Supporters of the Insite program believe that drug addiction is a symptom of earlier trauma.  For example, Gabor Mate, a doctor who has worked for many years with addicts in Vancouver’s Downtown east side, believes users are seeking a means to bear pain that many of us can never comprehend (pain from childhood abuse, neglect or intergenerational trauma) (Mate, In the Realm of Hungry Ghosts, 3). Understanding that addiction may not be a choice but rather a source of relief, is a step that the general public (and politicians) do not consider. We need to begin looking at these people as people, not as problems.    

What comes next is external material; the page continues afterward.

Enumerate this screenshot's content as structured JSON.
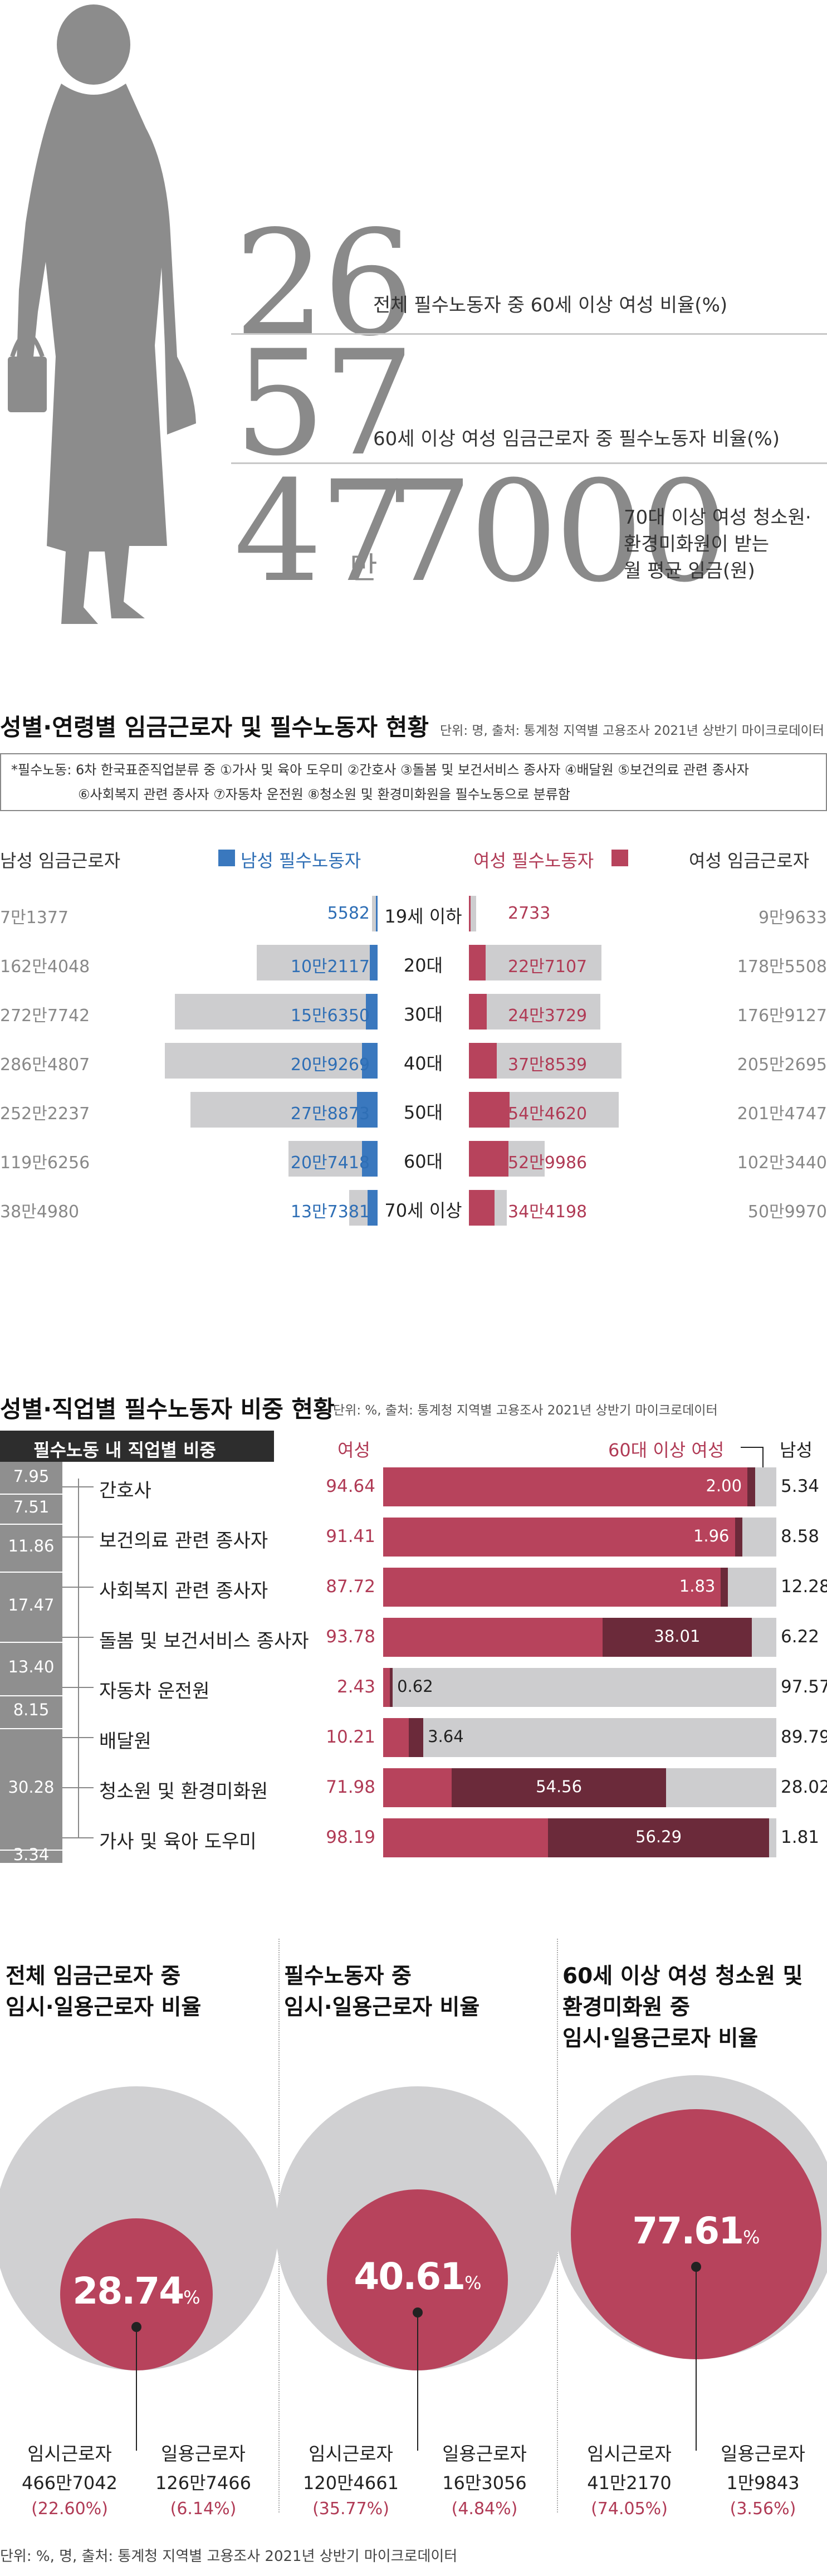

According to Insite’s web page, Vancouver is home to approximately 12,000 injection drug users. This is not an activity that will simply cease to exist. A focus on stopping drug use is a hopeless cause for the simple fact that so many people choose to use them. Insite’s focus on providing a safe place for the users to use clean needles provides security against some very devastating aspects of drug addiction. It keeps the activity of injecting off the streets and out of the hands of the untrained. From 2004 to 2010 there have been 1418 overdoses within Insite, and every single one has been treated by the on staff nurses (“Insite-Supervised Injection Site”). Sure, as an opponent would point out, they may live to inject another day. But by not re-using that syringe, by not improperly performing an injection for a “friend”, the dangerous addiction that cripples them is just a little bit safer. And what more can we ask from a situation that is so dangerous in the first place?
I’d like to compare the initiative taking place in Vancouver to that which is happening in Toronto. A proposal to have a safe injection site in Ontario’s capital has been rejected, thus birthing COUNTERfit, an organization that gives clean syringes to drug dealers in the hope that they will deliver it to their customers (“The Grey Zone”). May I ask you, with the understanding that stopping drug use altogether is an impossible task, which method would you prefer? Actually placing more power and control in the hands of street dealers and gangs (COUNTERfit pays these criminals with hopes that they deliver the proper safety equipment to users). Or having an actual site for users to go to, where trained professionals ensure safe syringes are used and proper injection happens, and takes the activity of injecting off the street.
Research into Insite has revealed a number of benefits. First and foremost the sharing of syringes had been reduced as well as public injection has been on the decline. More importantly, more individuals are accessing detoxification services and addiction treatment is on the rise. Public support is also very strong for Insite. The Final Report of the Expert Advisory Committee for Tony Clement has stated that “letters of support and surveys show that health professionals, local police, the local community and the general public have positive or neutral views of INSITE services and the majority wish to see the site continue (“Vancouver's INSITE service and other Supervised injection sites: What has been learned from research?”)
The fact that Insite provides not only a safe needle exchange program, but health, detox, and addiction treatment allows this to make the drug community, one that will always be in present in society, a much safer one. Insite also provides the first step in the lengthy ladder to recovery. The positives brought forth by Insite vastly outweigh the negatives, and by not introducing similar programs to other cities, our government is just allowing the current issues with the injection-drug culture to magnify and continue.